El invierno de Saigón no es tan gélido como el de Hanói; es suave, caprichoso y sutil, lo suficiente como para que la gente recuerde, sienta afecto o ame de repente algo a menudo intangible: como una brisa, un callejón tranquilo, una hoja amarilla que cae sin rumbo, o simplemente un rincón apacible de un parque por donde pasa fugazmente la figura de una joven. El invierno de Saigón hace que quienes están lejos de casa sientan más compasión por su propio destino, por quienes van a la deriva por la vida.
Durante casi diez años vagando por Saigón, cada año, con la llegada del viento del norte, echo muchísimo de menos mi ciudad natal. Algunos recuerdos son concretos, pero otros son vagos. Entre ellos, mi madre y nuestra pequeña, sencilla pero ordenada casa con techo de paja encabezan mi lista de recuerdos. Recuerdo la pequeña y solitaria figura de mi madre sentada pescando pececillos bajo el muelle al anochecer. Recuerdo las volutas de humo azul que se elevaban de la cocina, detrás de la casa, y a veces las fragantes cenizas bajo la arrocera de leña. La añoranza del hogar es extraña, sobre todo en los días posteriores al inicio del invierno. Una hoja de palma tirada al azar junto al camino, el sinuoso camino de tierra cubierto de hojas amarillas y guijarros, la luz del sol poniente, el canto de un gallo en el tranquilo jardín, o simplemente la llamada de un niño al otro lado del río: «Oye... Teo...». Esta imagen rústica pero apacible del campo me conmueve cada vez que se acerca el Tet (Año Nuevo Lunar). Y así, nuestra tierra natal siempre nos invita a regresar, con sus imágenes sencillas pero sentidas del campo en los últimos meses del año.

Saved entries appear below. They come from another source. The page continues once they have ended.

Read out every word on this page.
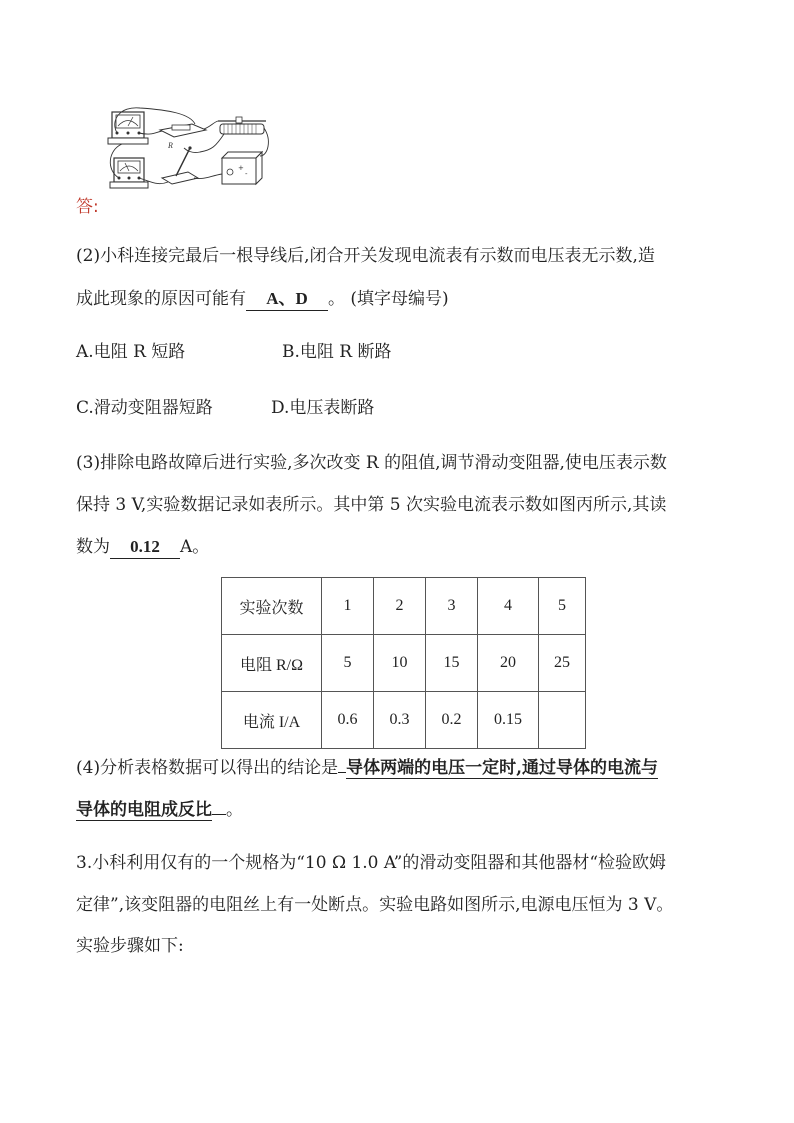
R
+
-
答:
(2)小科连接完最后一根导线后,闭合开关发现电流表有示数而电压表无示数,造
成此现象的原因可能有 A、D 。 (填字母编号)
A.电阻 R 短路	B.电阻 R 断路
C.滑动变阻器短路	D.电压表断路
(3)排除电路故障后进行实验,多次改变 R 的阻值,调节滑动变阻器,使电压表示数
保持 3 V,实验数据记录如表所示。其中第 5 次实验电流表示数如图丙所示,其读
数为 0.12 A。
实验次数	1	2	3	4	5
电阻 R/Ω	5	10	15	20	25
电流 I/A	0.6	0.3	0.2	0.15	
(4)分析表格数据可以得出的结论是 导体两端的电压一定时,通过导体的电流与
导体的电阻成反比 。
3.小科利用仅有的一个规格为“10 Ω 1.0 A”的滑动变阻器和其他器材“检验欧姆
定律”,该变阻器的电阻丝上有一处断点。实验电路如图所示,电源电压恒为 3 V。
实验步骤如下:
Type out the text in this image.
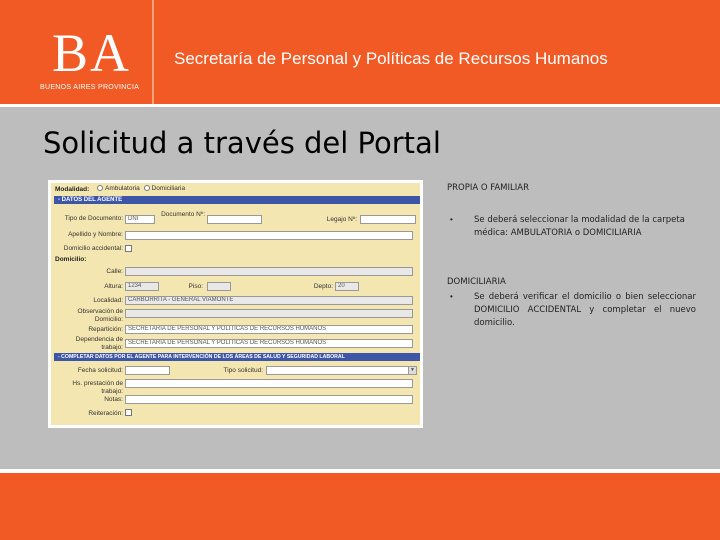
BA
BUENOS AIRES PROVINCIA
Secretaría de Personal y Políticas de Recursos Humanos
Solicitud a través del Portal
Modalidad:	Ambulatoria Domiciliaria
- DATOS DEL AGENTE
Tipo de Documento: DNI
Documento Nº:
Legajo Nº:
Apellido y Nombre:
Domicilio accidental:
Domicilio:
Calle:
Altura: 1234	Piso:	Depto: 20
Localidad: CARBORRITA - GENERAL VIAMONTE
Observación de Domicilio:
Repartición: SECRETARIA DE PERSONAL Y POLITICAS DE RECURSOS HUMANOS
Dependencia de trabajo:
SECRETARIA DE PERSONAL Y POLITICAS DE RECURSOS HUMANOS
- COMPLETAR DATOS POR EL AGENTE PARA INTERVENCIÓN DE LOS ÁREAS DE SALUD Y SEGURIDAD LABORAL
Fecha solicitud:	Tipo solicitud:	▼
Hs. prestación de trabajo:
Notas:
Reiteración:
PROPIA O FAMILIAR
• Se deberá seleccionar la modalidad de la carpeta médica: AMBULATORIA o DOMICILIARIA
DOMICILIARIA
• Se deberá verificar el domicilio o bien seleccionar DOMICILIO ACCIDENTAL y completar el nuevo domicilio.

Recuerdo que, cuando luchaba en Saigón, haciendo todo tipo de trabajos para sobrevivir y enviar dinero a mi madre para su tratamiento médico, a menudo no podía dormir o dormía profundamente al llegar el undécimo mes lunar. Las preocupaciones por la comida, la ropa y el dinero al final del año venían acompañadas de una intensa añoranza por casa. Solo imaginar a la gente en casa preparándose para el Tet (Año Nuevo Lunar) me llenaba el corazón de emoción. Por lo tanto, mi sueño era a menudo interrumpido e intranquilo. ¿Qué tan grandes son las caléndulas que plantó mi madre alrededor del día 15 del décimo mes lunar? ¿Están bien las plantas de kalanchoe? ¿Ya están dando fruto las calabazas, los melones amargos y las calabazas? ¿Ha abierto la casa del tío Hai, al lado, su molino de harina de arroz para hacer pasteles de arroz? En esta época del año, la casa de la tía Bay ya habría abierto su horno para hacer pasteles de arroz; se levantaba a las dos de la mañana para encender el fuego, y el aroma a humo de hojas de coco inundaba todo el vecindario. Me pregunto si aún tendrá fuerzas para sentarse a hacer pasteles de arroz este año. ¿El bullicioso mercado improvisado cerca de mi casa estará ahora lleno de tamarindo maduro, coco rallado y melón de invierno para que las tías y hermanas preparen mermelada de Tet? Cada pregunta evoca hermosos recuerdos en el subconsciente de alguien que está lejos de casa, añorando los días sencillos, inocentes e increíblemente familiares de los preparativos para el Tet en mi pueblo.
Hay un sonido que siempre resurge en mi memoria cuando se acerca el Tet (Año Nuevo vietnamita): el sonido de la harina de arroz al ser molida para hacer pasteles. Golpe, golpe, golpe... Golpe, golpe... El molido y la mezcla de la harina se realizan con movimientos tan rítmicos, que el sonido es como un latido en la quietud de la noche. Quien lo escucha lo imagina como el latido de su tierra natal y sabe que cuando estos sonidos empiezan a resonar por el pueblo, sin duda llega la primavera.